I ended up going to Michigan for a controversial rapid drug detox procedure to get off methadone. That was one of the most intense experiences of my life. I understand now that I should have slowly tapered off methadone instead of looking for the quick solution. The procedure left me sick for three months, but still the love of my life stuck by me. She never gave up on me.


She has worked in freelance writing for years, and she taught me how to get into that field. She got me a job with a company she used to work for, and I started working for the first time in years.


As I started working in a new field, I discovered a real passion for it. I also started going back to Alcoholics Anonymous meetings and working the 12 steps. And in February of 2017, we were married.


Now, I’ve been sober for nearly a year, my wife and I have just moved into a new, beautiful house, I love my job, and I spend the rest of my life filling my mind with positive literature and movies, going to church, and volunteering when I can. My life has changed dramatically. 
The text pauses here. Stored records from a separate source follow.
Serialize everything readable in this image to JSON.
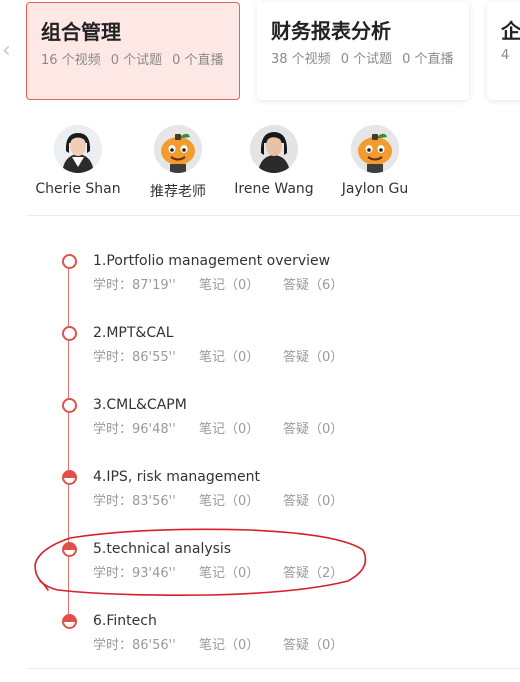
{
  "courses": [
    {
      "title": "组合管理",
      "videos": "16 个视频",
      "quizzes": "0 个试题",
      "live": "0 个直播"
    },
    {
      "title": "财务报表分析",
      "videos": "38 个视频",
      "quizzes": "0 个试题",
      "live": "0 个直播"
    },
    {
      "title": "企",
      "videos": "4"
    }
  ],
  "teachers": [
    {
      "name": "Cherie Shan"
    },
    {
      "name": "推荐老师"
    },
    {
      "name": "Irene Wang"
    },
    {
      "name": "Jaylon Gu"
    }
  ],
  "lessons": [
    {
      "title": "1.Portfolio management overview",
      "time": "学时：87'19''",
      "notes": "笔记（0）",
      "qa": "答疑（6）",
      "progress": "none"
    },
    {
      "title": "2.MPT&CAL",
      "time": "学时：86'55''",
      "notes": "笔记（0）",
      "qa": "答疑（0）",
      "progress": "none"
    },
    {
      "title": "3.CML&CAPM",
      "time": "学时：96'48''",
      "notes": "笔记（0）",
      "qa": "答疑（0）",
      "progress": "none"
    },
    {
      "title": "4.IPS, risk management",
      "time": "学时：83'56''",
      "notes": "笔记（0）",
      "qa": "答疑（0）",
      "progress": "partial"
    },
    {
      "title": "5.technical analysis",
      "time": "学时：93'46''",
      "notes": "笔记（0）",
      "qa": "答疑（2）",
      "progress": "partial"
    },
    {
      "title": "6.Fintech",
      "time": "学时：86'56''",
      "notes": "笔记（0）",
      "qa": "答疑（0）",
      "progress": "partial"
    }
  ],
  "colors": {
    "accent": "#e0514a",
    "active_card_bg": "#fde8e6",
    "annotation": "#d8202a"
  }
}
I think back to that young man sleeping on the street, using a 2-litter bottle for a pillow, and I never could have possibly imagined I’d be where I am today. I look back now, and I see that my wife believing in me taught me how to believe in myself. I can see how God has drastically changed my life, and I feel so incredibly grateful.


And now my main goal is to help others who are at their lowest point to know that there’s never a reason to lose hope. Your life can always change, and if you have faith in God, faith in the Universe, faith in yourself, you will end up where you’re supposed to be.


Peter Lang is a freelance writer from Atlanta, Georgia. In recovery himself, he is committed to helping others struggling with substance abuse and addiction.